Nabra Nelson: I’m glad. Yes. More long zombie journeys. Well, also, the piece is long. It’s about forty-five minutes. I know. Again, durational and experiential, and there’s this really interesting climax at near the end that’s very impactful. I’m wondering, how much do you contextualize for the audience? How much do you trust the audience to be on this journey with you? How much do you feel like you need to tell them beyond the title perhaps, especially in these durational pieces where they’re really on this very long, intimate journey that can be very emotional. Do you ever help them place those emotions, or do you allow them to create their own narratives?

Leyya Mona Tawil: Oh, wow. I wouldn’t say that I trust the audience ever. That’s just not something that I do. But I do like to traumatize them, and so kind of a pastime. I’m being funny about it, but I don’t like to explain too much. I like them to be forced to have their own thoughts about the strange things that are happening to them and in front of them. And so I tend to not contextualize occasionally. I mean, the title does a thing, of course, it sets at least a little pin in the map, and maybe there’s some framing because the venue or the presenting agency, the production house, needs to put a blurb out, and so that blurb is floating around in space somewhere.

We tend to not have too much contextual notes in If there’s a program for the show. We tend to not do too much right there. We tend to just leave it as title and experience, because I do think that part of the test or of even just do not test, that sounds like you can pass or fail, but part of the act of attending to art or even caring about having an experience is to actually have your own response to it and not a prescribed outcome. Please walk away with these new thoughts. That’s not really the point in my intentions. So I know that of course, there’s different art. There’s different forms of art and different artworks that can actually propose new ways of thinking in a very narrative and specific way. But I like to just have them have this, like you said, intimate. I think that’s a really strong word for the work that Mike and I do. And most of my works tend to have this intimacy to them because everyone’s having their almost one-to-one relationship with me while I’m performing.

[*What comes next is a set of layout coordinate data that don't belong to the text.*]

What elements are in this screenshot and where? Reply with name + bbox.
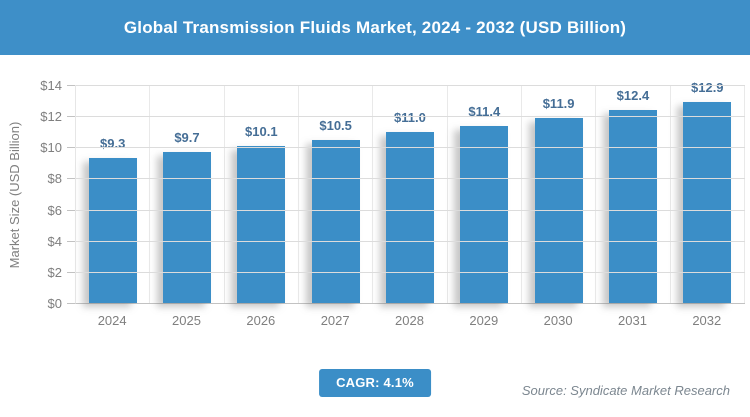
plot-area: $9.3 $9.7 $10.1 $10.5 $11.0 $11.4 $11.9 $12.4 $1… bbox=[75, 80, 745, 304]
bar-value-label: $11.4 bbox=[468, 103, 501, 119]
x-tick-label: 2026 bbox=[246, 313, 276, 328]
bar-value-label: $9.3 bbox=[100, 136, 126, 152]
bar bbox=[460, 125, 509, 303]
x-tick-label: 2024 bbox=[97, 313, 127, 328]
x-tick-label: 2029 bbox=[469, 313, 499, 328]
x-tick-label: 2025 bbox=[172, 313, 201, 328]
bar-slot: $9.3 bbox=[76, 85, 151, 303]
x-tick-label: 2028 bbox=[395, 313, 424, 328]
y-tick-label: $10 bbox=[40, 140, 62, 156]
bar bbox=[683, 102, 732, 303]
y-tick-label: $8 bbox=[47, 171, 62, 187]
y-tick-label: $6 bbox=[47, 202, 62, 218]
bar-slot: $11.0 bbox=[373, 85, 448, 303]
bar-value-label: $11.9 bbox=[542, 95, 575, 111]
bar bbox=[311, 139, 360, 303]
y-tick-label: $0 bbox=[47, 296, 62, 311]
bar-slot: $9.7 bbox=[150, 85, 225, 303]
bar-slot: $10.1 bbox=[225, 85, 299, 303]
bar-slot: $11.4 bbox=[448, 85, 522, 303]
bar-slot: $12.4 bbox=[596, 85, 671, 303]
bar-slots: $9.3 $9.7 $10.1 $10.5 $11.0 $11.4 $11.9 $12.4 $1… bbox=[76, 80, 745, 303]
bar bbox=[88, 158, 137, 303]
y-tick-label: $12 bbox=[40, 109, 62, 125]
gridline bbox=[76, 116, 745, 118]
gridline bbox=[76, 147, 745, 149]
bar bbox=[385, 131, 434, 303]
x-tick-label: 2030 bbox=[543, 313, 573, 328]
y-tick-label: $14 bbox=[40, 78, 62, 93]
y-tick-label: $4 bbox=[47, 233, 62, 249]
y-tick-mark bbox=[67, 303, 75, 304]
bar-slot: $12.9 bbox=[671, 80, 745, 303]
y-tick-mark bbox=[67, 178, 75, 180]
gridline bbox=[76, 271, 745, 273]
y-tick-mark bbox=[67, 240, 75, 242]
bar-value-label: $9.7 bbox=[174, 129, 200, 145]
x-axis-labels: 2024 2025 2026 2027 2028 2029 2030 2031 2032 bbox=[75, 311, 744, 331]
gridline bbox=[76, 209, 745, 211]
x-tick-label: 2031 bbox=[618, 313, 647, 328]
bar-value-label: $11.0 bbox=[394, 109, 426, 125]
bar-slot: $10.5 bbox=[299, 85, 374, 303]
y-tick-mark bbox=[67, 147, 75, 149]
y-tick-mark bbox=[67, 85, 75, 86]
y-tick-mark bbox=[67, 209, 75, 211]
bar-value-label: $10.1 bbox=[245, 123, 278, 139]
source-text: Source: Syndicate Market Research bbox=[521, 383, 730, 398]
bar-value-label: $12.9 bbox=[691, 80, 724, 96]
chart-title: Global Transmission Fluids Market, 2024 … bbox=[123, 18, 627, 37]
gridline bbox=[76, 178, 745, 180]
x-tick-label: 2032 bbox=[692, 313, 722, 328]
bar bbox=[608, 109, 657, 303]
y-tick-mark bbox=[67, 271, 75, 273]
bar bbox=[237, 145, 286, 303]
cagr-badge: CAGR: 4.1% bbox=[319, 369, 431, 397]
bar-value-label: $12.4 bbox=[616, 87, 650, 103]
bar-slot: $11.9 bbox=[522, 85, 597, 303]
bar bbox=[162, 151, 211, 303]
y-tick-label: $2 bbox=[47, 264, 62, 280]
y-tick-mark bbox=[67, 116, 75, 118]
x-tick-label: 2027 bbox=[320, 313, 350, 328]
chart-header: Global Transmission Fluids Market, 2024 … bbox=[0, 0, 750, 55]
bar-value-label: $10.5 bbox=[319, 117, 352, 133]
gridline bbox=[76, 240, 745, 242]
gridline bbox=[76, 85, 745, 86]
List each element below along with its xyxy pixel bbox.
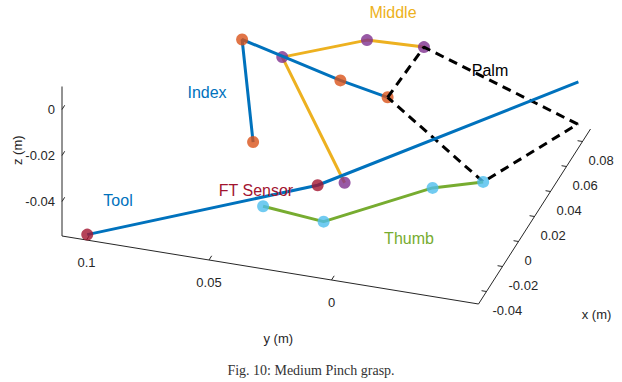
svg-text:FT Sensor: FT Sensor: [219, 182, 294, 199]
svg-text:-0.02: -0.02: [509, 278, 539, 293]
svg-text:0.04: 0.04: [557, 203, 582, 218]
svg-text:Tool: Tool: [103, 192, 132, 209]
svg-text:0: 0: [48, 102, 55, 117]
svg-text:0.1: 0.1: [77, 255, 95, 270]
svg-text:x (m): x (m): [582, 307, 612, 322]
svg-text:0: 0: [525, 253, 532, 268]
svg-text:0.02: 0.02: [541, 228, 566, 243]
svg-text:z (m): z (m): [10, 135, 25, 165]
svg-text:-0.02: -0.02: [25, 148, 55, 163]
svg-text:0.05: 0.05: [196, 275, 221, 290]
svg-text:0.06: 0.06: [573, 178, 598, 193]
svg-text:-0.04: -0.04: [25, 194, 55, 209]
svg-text:0.08: 0.08: [589, 153, 614, 168]
svg-text:Palm: Palm: [472, 62, 508, 79]
svg-text:0: 0: [328, 295, 335, 310]
svg-text:-0.04: -0.04: [493, 303, 523, 318]
svg-text:Fig. 10: Medium Pinch grasp.: Fig. 10: Medium Pinch grasp.: [227, 363, 394, 378]
svg-text:Thumb: Thumb: [384, 230, 434, 247]
svg-text:Middle: Middle: [369, 4, 416, 21]
svg-text:Index: Index: [187, 84, 226, 101]
svg-text:y (m): y (m): [263, 331, 293, 346]
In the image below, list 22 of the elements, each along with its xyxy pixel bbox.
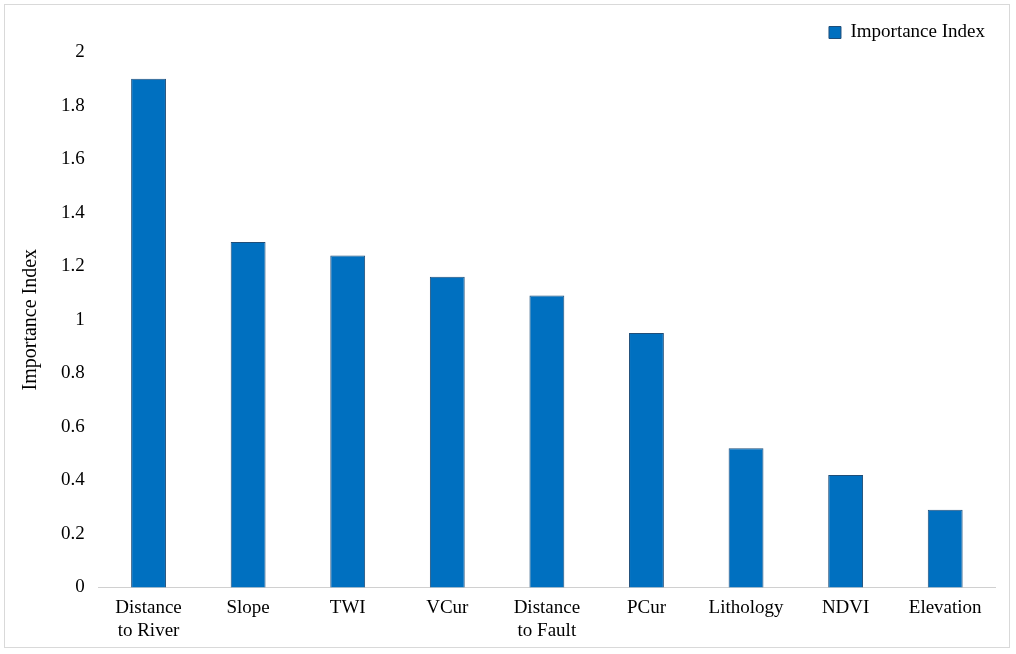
x-tick-label: Lithology [708,595,785,617]
x-tick-label: NDVI [821,595,870,617]
x-tick-label: VCur [426,595,470,617]
x-tick-label: Distance to River [115,595,182,640]
y-tick-label: 1.4 [61,200,86,222]
y-tick-label: 2 [75,39,85,61]
x-tick-label: Elevation [908,595,983,617]
y-tick-label: 0.8 [61,361,85,383]
y-tick-label: 0 [75,575,85,597]
y-tick-label: 1.8 [61,93,85,115]
legend-label: Importance Index [850,20,986,42]
y-tick-label: 1.2 [61,254,85,276]
y-tick-label: 0.6 [61,414,85,436]
x-tick-label: Distance to Fault [513,595,581,640]
x-tick-label: TWI [329,595,366,617]
x-tick-label: Slope [226,595,270,617]
y-tick-label: 1 [75,307,85,329]
y-tick-label: 0.2 [61,521,85,543]
y-tick-label: 0.4 [61,468,86,490]
y-axis-title: Importance Index [18,248,42,391]
y-tick-label: 1.6 [61,147,85,169]
x-tick-label: PCur [626,595,667,617]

Nabra Nelson: And then also a question that came up for me as you were talking about Zombie Frequencies, and Atlas actually, is how or whether pieces come back. It feels like Lime Rickey International is this character that responds to the present moment or changes and shifts, but then you have these pieces that have been performed in various places in the past, but as you’ve been saying, resonate in new ways now. How do you think about bringing back pieces or adapting or transforming previous pieces, especially in response to current events and ongoing genocide or new moments of conflict in the world or in your homelands?